Krugman sobre "pós-keynesianos"

So, first of all, my basic reaction to discussions about What Minsky Really Meant — and, similarly, to discussions about What Keynes Really Meant — is, I Don’t Care. I mean, intellectual history is a fine endeavor. But for working economists the reason to read old books is for insight, not authority; if something Keynes or Minsky said helps crystallize an idea in your mind — and there’s a lot of that in both mens’ writing — that’s really good, but if where you take the idea is very different from what the great man said somewhere else in his book, so what? This is economics, not Talmudic scholarship.

Reações:

6 comentários:

Isso não tem nada a ver com pós-keynesianos ou heterodoxia de qualquer tipo, tem haver com dogmatismo das pessoas. Há dogmáticos e não dogmáticos em todos os meios, faça seu trabalho contribua com o entendimento do mundo real e não encha o saco das pessoas que de algum modo pensam diferente de você . . . é um bom começo. O próprio Krugman escreveu com o Lance Taylor nos anos 70 - deve ser rasgado porque o segundo autor é um heterodoxo? Absolutamente não, assim como qualquer outra coisa tem que ser lido como ciência não como "igrejismo"

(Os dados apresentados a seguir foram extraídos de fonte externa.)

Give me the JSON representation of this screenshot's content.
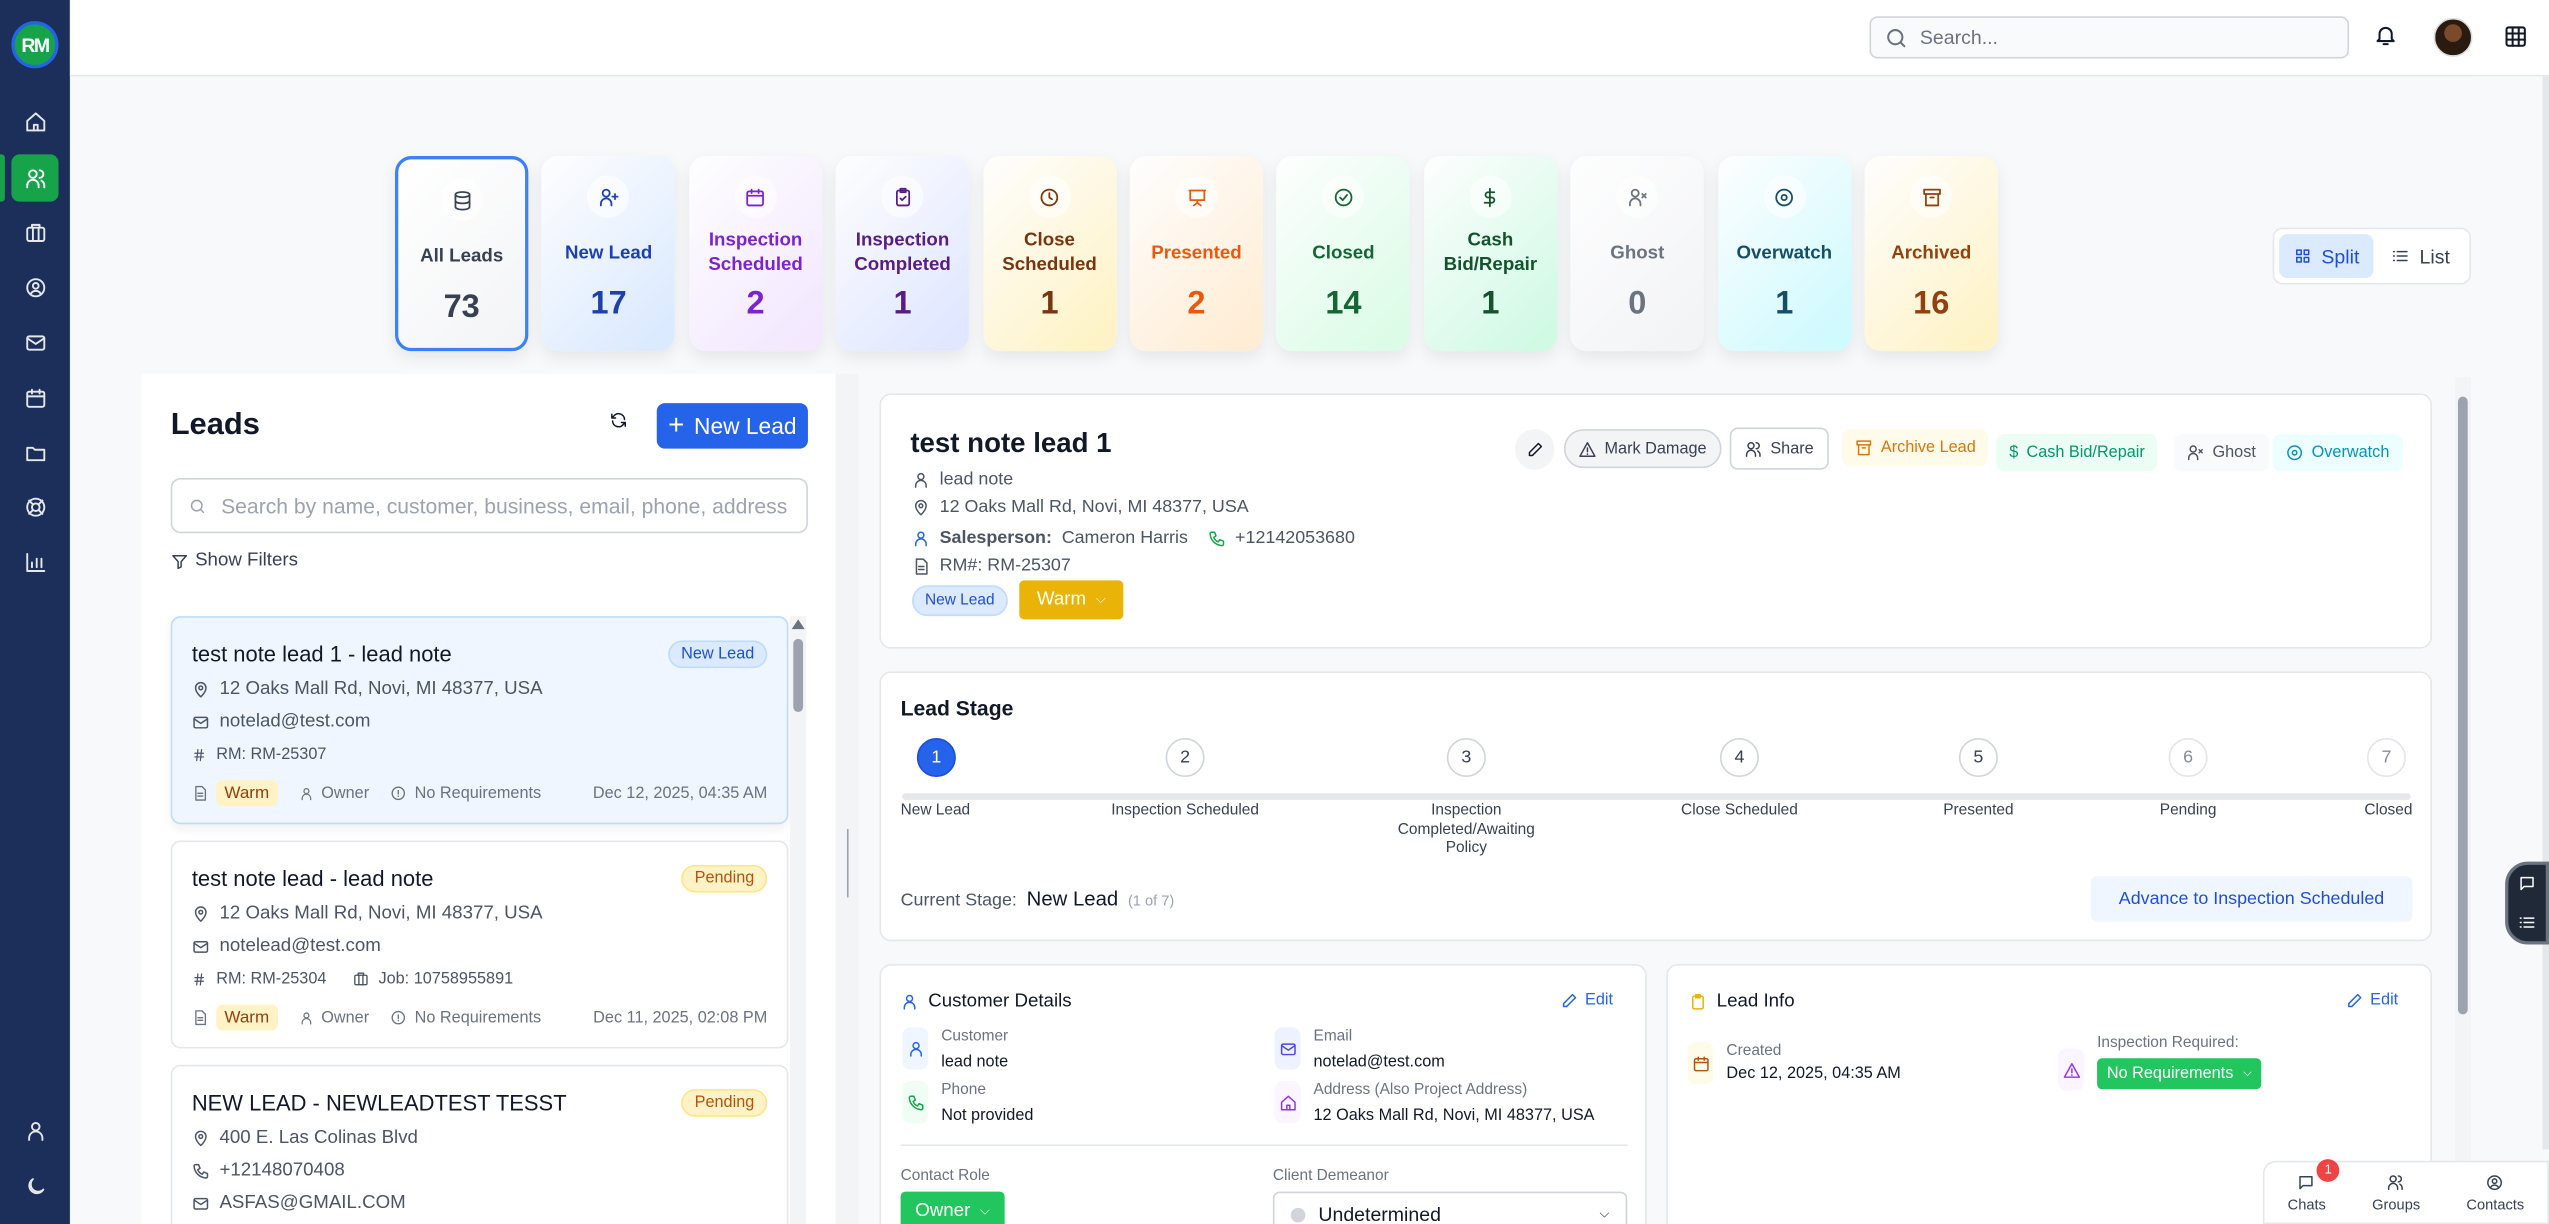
{
  "app": {
    "logo_text": "RM"
  },
  "sidebar": {
    "items": [
      {
        "icon": "home-icon",
        "label": "home"
      },
      {
        "icon": "users-icon",
        "label": "leads",
        "active": true
      },
      {
        "icon": "briefcase-icon",
        "label": "jobs"
      },
      {
        "icon": "user-circle-icon",
        "label": "contacts"
      },
      {
        "icon": "mail-icon",
        "label": "mail"
      },
      {
        "icon": "calendar-icon",
        "label": "calendar"
      },
      {
        "icon": "folder-icon",
        "label": "files"
      },
      {
        "icon": "lifebuoy-icon",
        "label": "support"
      },
      {
        "icon": "chart-icon",
        "label": "reports"
      }
    ],
    "bottom": [
      {
        "icon": "user-icon"
      },
      {
        "icon": "moon-icon"
      }
    ]
  },
  "topbar": {
    "search_placeholder": "Search...",
    "icons": [
      "bell-icon",
      "avatar",
      "apps-grid-icon"
    ]
  },
  "stats": [
    {
      "label": "All Leads",
      "count": "73",
      "icon": "database-icon",
      "color": "#374151",
      "bg": "#ffffff",
      "selected": true
    },
    {
      "label": "New Lead",
      "count": "17",
      "icon": "user-plus-icon",
      "color": "#1e40af",
      "bg": "#dbeafe"
    },
    {
      "label": "Inspection Scheduled",
      "count": "2",
      "icon": "calendar-icon",
      "color": "#7e22ce",
      "bg": "#f3e8ff"
    },
    {
      "label": "Inspection Completed",
      "count": "1",
      "icon": "clipboard-check-icon",
      "color": "#581c87",
      "bg": "#e0e7ff"
    },
    {
      "label": "Close Scheduled",
      "count": "1",
      "icon": "clock-icon",
      "color": "#78350f",
      "bg": "#fef3c7"
    },
    {
      "label": "Presented",
      "count": "2",
      "icon": "presentation-icon",
      "color": "#ea580c",
      "bg": "#ffedd5"
    },
    {
      "label": "Closed",
      "count": "14",
      "icon": "check-circle-icon",
      "color": "#166534",
      "bg": "#dcfce7"
    },
    {
      "label": "Cash Bid/Repair",
      "count": "1",
      "icon": "dollar-icon",
      "color": "#14532d",
      "bg": "#d1fae5"
    },
    {
      "label": "Ghost",
      "count": "0",
      "icon": "user-x-icon",
      "color": "#6b7280",
      "bg": "#f3f4f6"
    },
    {
      "label": "Overwatch",
      "count": "1",
      "icon": "eye-icon",
      "color": "#164e63",
      "bg": "#cffafe"
    },
    {
      "label": "Archived",
      "count": "16",
      "icon": "archive-icon",
      "color": "#92400e",
      "bg": "#fef3c7"
    }
  ],
  "view_toggle": {
    "split": "Split",
    "list": "List",
    "active": "Split"
  },
  "leads_panel": {
    "title": "Leads",
    "new_lead": "New Lead",
    "search_placeholder": "Search by name, customer, business, email, phone, address",
    "show_filters": "Show Filters",
    "items": [
      {
        "title": "test note lead 1 - lead note",
        "status": "New Lead",
        "address": "12 Oaks Mall Rd, Novi, MI 48377, USA",
        "email": "notelad@test.com",
        "rm": "RM: RM-25307",
        "temperature": "Warm",
        "role": "Owner",
        "requirements": "No Requirements",
        "date": "Dec 12, 2025, 04:35 AM",
        "selected": true
      },
      {
        "title": "test note lead - lead note",
        "status": "Pending",
        "address": "12 Oaks Mall Rd, Novi, MI 48377, USA",
        "email": "notelead@test.com",
        "rm": "RM: RM-25304",
        "job": "Job: 10758955891",
        "temperature": "Warm",
        "role": "Owner",
        "requirements": "No Requirements",
        "date": "Dec 11, 2025, 02:08 PM"
      },
      {
        "title": "NEW LEAD - NEWLEADTEST TESST",
        "status": "Pending",
        "address": "400 E. Las Colinas Blvd",
        "phone": "+12148070408",
        "email": "ASFAS@GMAIL.COM"
      }
    ]
  },
  "detail": {
    "title": "test note lead 1",
    "customer": "lead note",
    "address": "12 Oaks Mall Rd, Novi, MI 48377, USA",
    "salesperson_label": "Salesperson:",
    "salesperson": "Cameron Harris",
    "phone": "+12142053680",
    "rm": "RM#: RM-25307",
    "status_badge": "New Lead",
    "temperature": "Warm",
    "actions": {
      "mark_damage": "Mark Damage",
      "share": "Share",
      "archive": "Archive Lead",
      "cash_bid": "Cash Bid/Repair",
      "ghost": "Ghost",
      "overwatch": "Overwatch"
    }
  },
  "lead_stage": {
    "title": "Lead Stage",
    "steps": [
      {
        "n": "1",
        "label": "New Lead"
      },
      {
        "n": "2",
        "label": "Inspection Scheduled"
      },
      {
        "n": "3",
        "label": "Inspection Completed/Awaiting Policy"
      },
      {
        "n": "4",
        "label": "Close Scheduled"
      },
      {
        "n": "5",
        "label": "Presented"
      },
      {
        "n": "6",
        "label": "Pending"
      },
      {
        "n": "7",
        "label": "Closed"
      }
    ],
    "current_label": "Current Stage:",
    "current": "New Lead",
    "current_of": "(1 of 7)",
    "advance": "Advance to Inspection Scheduled"
  },
  "customer_details": {
    "title": "Customer Details",
    "edit": "Edit",
    "customer_label": "Customer",
    "customer": "lead note",
    "email_label": "Email",
    "email": "notelad@test.com",
    "phone_label": "Phone",
    "phone": "Not provided",
    "address_label": "Address (Also Project Address)",
    "address": "12 Oaks Mall Rd, Novi, MI 48377, USA",
    "contact_role_label": "Contact Role",
    "contact_role": "Owner",
    "demeanor_label": "Client Demeanor",
    "demeanor": "Undetermined"
  },
  "lead_info": {
    "title": "Lead Info",
    "edit": "Edit",
    "created_label": "Created",
    "created": "Dec 12, 2025, 04:35 AM",
    "inspection_label": "Inspection Required:",
    "inspection": "No Requirements"
  },
  "dock": {
    "chats": "Chats",
    "chats_badge": "1",
    "groups": "Groups",
    "contacts": "Contacts"
  }
}
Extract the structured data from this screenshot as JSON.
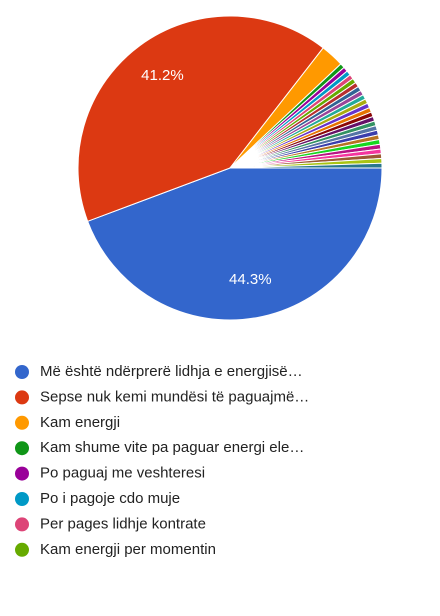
{
  "chart_data": {
    "type": "pie",
    "categories": [
      "Më është ndërprerë lidhja e energjisë…",
      "Sepse nuk kemi mundësi të paguajmë…",
      "Kam energji",
      "Kam shume vite pa paguar energi ele…",
      "Po paguaj me veshteresi",
      "Po i pagoje cdo muje",
      "Per pages lidhje kontrate",
      "Kam energji per momentin",
      null,
      null,
      null,
      null,
      null,
      null,
      null,
      null,
      null,
      null,
      null,
      null,
      null,
      null,
      null,
      null,
      null,
      null,
      null
    ],
    "values": [
      44.3,
      41.2,
      2.5,
      0.5,
      0.5,
      0.5,
      0.5,
      0.5,
      0.5,
      0.5,
      0.5,
      0.5,
      0.5,
      0.5,
      0.5,
      0.5,
      0.5,
      0.5,
      0.5,
      0.5,
      0.5,
      0.5,
      0.5,
      0.5,
      0.5,
      0.5,
      0.5
    ],
    "value_labels": [
      "44.3%",
      "41.2%",
      null,
      null,
      null,
      null,
      null,
      null,
      null,
      null,
      null,
      null,
      null,
      null,
      null,
      null,
      null,
      null,
      null,
      null,
      null,
      null,
      null,
      null,
      null,
      null,
      null
    ],
    "colors": [
      "#3366cc",
      "#dc3912",
      "#ff9900",
      "#109618",
      "#990099",
      "#0099c6",
      "#dd4477",
      "#66aa00",
      "#b82e2e",
      "#316395",
      "#994499",
      "#22aa99",
      "#aaaa11",
      "#6633cc",
      "#e67300",
      "#8b0707",
      "#651067",
      "#329262",
      "#5574a6",
      "#3b3eac",
      "#b77322",
      "#16d620",
      "#b91383",
      "#f4359e",
      "#9c5935",
      "#a9c413",
      "#2a778d"
    ]
  }
}
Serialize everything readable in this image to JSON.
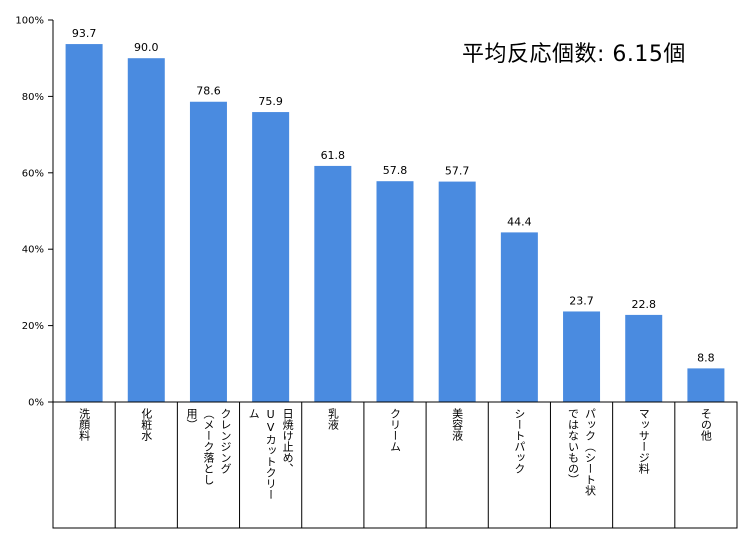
{
  "annotation": "平均反応個数: 6.15個",
  "chart_data": {
    "type": "bar",
    "categories": [
      [
        "洗顔料"
      ],
      [
        "化粧水"
      ],
      [
        "クレンジング",
        "（メーク落とし",
        "用）"
      ],
      [
        "日焼け止め、",
        "UVカットクリー",
        "ム"
      ],
      [
        "乳液"
      ],
      [
        "クリーム"
      ],
      [
        "美容液"
      ],
      [
        "シートパック"
      ],
      [
        "パック（シート状",
        "ではないもの）"
      ],
      [
        "マッサージ料"
      ],
      [
        "その他"
      ]
    ],
    "values": [
      93.7,
      90.0,
      78.6,
      75.9,
      61.8,
      57.8,
      57.7,
      44.4,
      23.7,
      22.8,
      8.8
    ],
    "value_labels": [
      "93.7",
      "90.0",
      "78.6",
      "75.9",
      "61.8",
      "57.8",
      "57.7",
      "44.4",
      "23.7",
      "22.8",
      "8.8"
    ],
    "yticks": [
      "0%",
      "20%",
      "40%",
      "60%",
      "80%",
      "100%"
    ],
    "ylim": [
      0,
      100
    ],
    "grid": false,
    "bar_color": "#4a8be0",
    "axis_color": "#000000"
  }
}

Você talvez não mas eu me sinto empowered quando deixo a entender que somente eu entendo Keynes. Logotrip faz bem a saúde.

Só destacando uma passagem: "But for working economists the reason to read old books is for insight, not authority;"

Krugman cansou de apanhar nas "macro wars" e foi bater em cachorro morto.

Caro Alex, claro que nessa questão Krugman leva fácil, mas ele é esperto e usa essa discussão que recende à Guerra Fria para tampouco tratar da questão relevante. O que interessa à Steve Keen, e àqueles que normalmente recorrem a Minsky ou Kindleberger, é mostrar que a economia de mercado é inviável. A questão deles é ideológica, daí o recurso à autoridade. Querem então teorizar o desequilíbrio, como se isso fizesse algum sentido. Mas Krugman é esperto, levando a discussão para esse lado evita de entrar naquilo que de fato é relevante: porque e como o mercado produz bolhas (porque é fato, tanto que produziu no passado como que continua produzindo, e não me parece que estejamos condenados a repetir essa história indefinidamente), bolhas que só reconhecemos tarde demais? O problema é um problema de mercado? De tipos específicos de mercado? Ou trata-se apenas de fraude (e leniência dos órgãos reguladores?). O fato de serem temas que agradam aos órfãos da Guerra Fria não implica não constituírem questões reais, e mesmo urgentes.

Como ex-aluno da UFRJ e com mestrado na PUC, esse comentário brilhante do Krugman resume a minha biografia acadêmica.